Sheinbaum pidió que Miguel Ángel Elorza, el supuesto “Detector de Mentiras” de Infodemia saliera a destazarle a la marcha todo viso de legitimidad.
Desde el gobierno no se quiso contemplar, desde luego, el desgaste que han procurado, y la indignación que han desatado, los continuos escándalos de corrupción que recientemente han explotado tanto en la cúpula de Morena como entre los altos funcionarios de la 4T, y que involucran al hijo del expresidente, Andrés Manuel López Beltrán, al senador Adán Augusto López, a varios gobernadores morenistas, como Rubén Rocha Moya, Américo Villarreal, Alfonso Durazo, Rocío Nahle, Marina del Pilar Ávila, al cada vez más impresentable Gerardo Fernández Noroña e incluso a secretarios de Estado como Ricardo Trevilla y Mario Delgado.
“Yo marché ayer, no soy joven, soy un padre que tuvo recoger con las manos las cenizas de lo que unos sicarios me dejaron de mi hija; también soy el abuelo que se quedó imaginando cómo crecerían mis nietos (…) Marché porque me los mataron hace 6 años y hasta hoy no hay justicia”, escribió Adrián LeBarón.
El nivel de preocupación del gobierno de Sheinbaum se pudo medir por la cantidad de esfuerzos destinados a desautorizar la marcha del sábado, y a empañar incluso la figura del alcalde Manzo, al que una apologista del régimen definió en televisión nacional como de “ultraderecha” y colocó al lado del presidente de El Salvador, Nayib Bukele.

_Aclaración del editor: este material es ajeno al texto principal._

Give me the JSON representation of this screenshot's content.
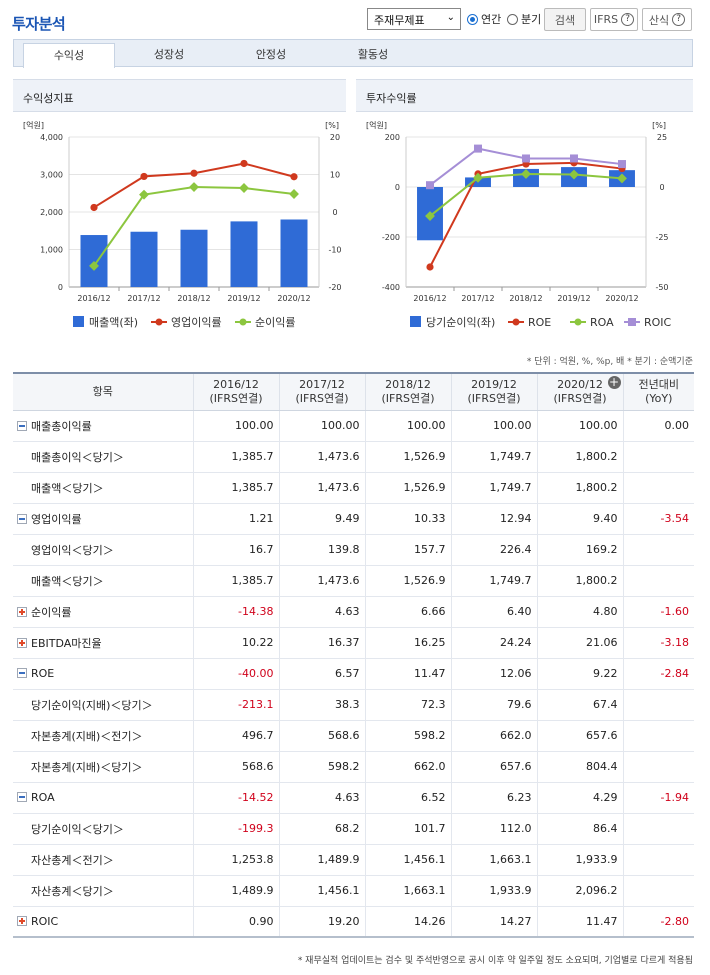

Nada impidió que miles de personas llegaran al Ángel el sábado pasado. Lo que si se trató a toda costa fue impedir por todos los medios que la columna llegara al Zócalo: los accesos se cerraron con vallas, salvo en 5 de Mayo, lo que hizo que a muchas personas le tomara alrededor de tres horas avanzar de Reforma a Eje Central.
Además de la presencia imponente de fuerzas policiacas, grupos de vándalos encapuchados desataron la violencia, primero a un lado de la Catedral, justo por donde la gente iba entrando al Zócalo: “Una táctica clara de inhibición”, señaló el experto en seguridad Alberto Capella.
Al mismo tiempo, otro grupo más numeroso lanzaba piedras, botellas, objetos encendidos y cohetones frente a Palacio Nacional, donde la mitad de las vallas fueron derribadas. El humo, el ruido de los cohetones, la violencia operada por esos grupos —reportes de seguridad sostienen que tradicionalmente han sido manejados desde la sombra por César Cravioto y Martí Batres—, lograron el propósito central: que el Zócalo no se llenara.
Vino después la cereza del pastel: la violencia desatada contra los policías y la violentísima reacción de estos, que culminó con un Zócalo repleto de gente golpeada y aterrorizada, con decenas de jóvenes gaseados y policías heridos.
La presidenta tuvo, al parecer, lo que estaba buscando. Un recurso más para deslegitimar la marcha y condenar la violencia.
El problema, para ella, es que la llama sigue encendida en Michoacán, que los problemas de corrupción dentro de su movimiento continúan impunes, y que a lo largo del país la violencia y la inseguridad continúan destrozando la vida de los mexicanos.
Y frente a eso, no hay “mañanera” que alcance.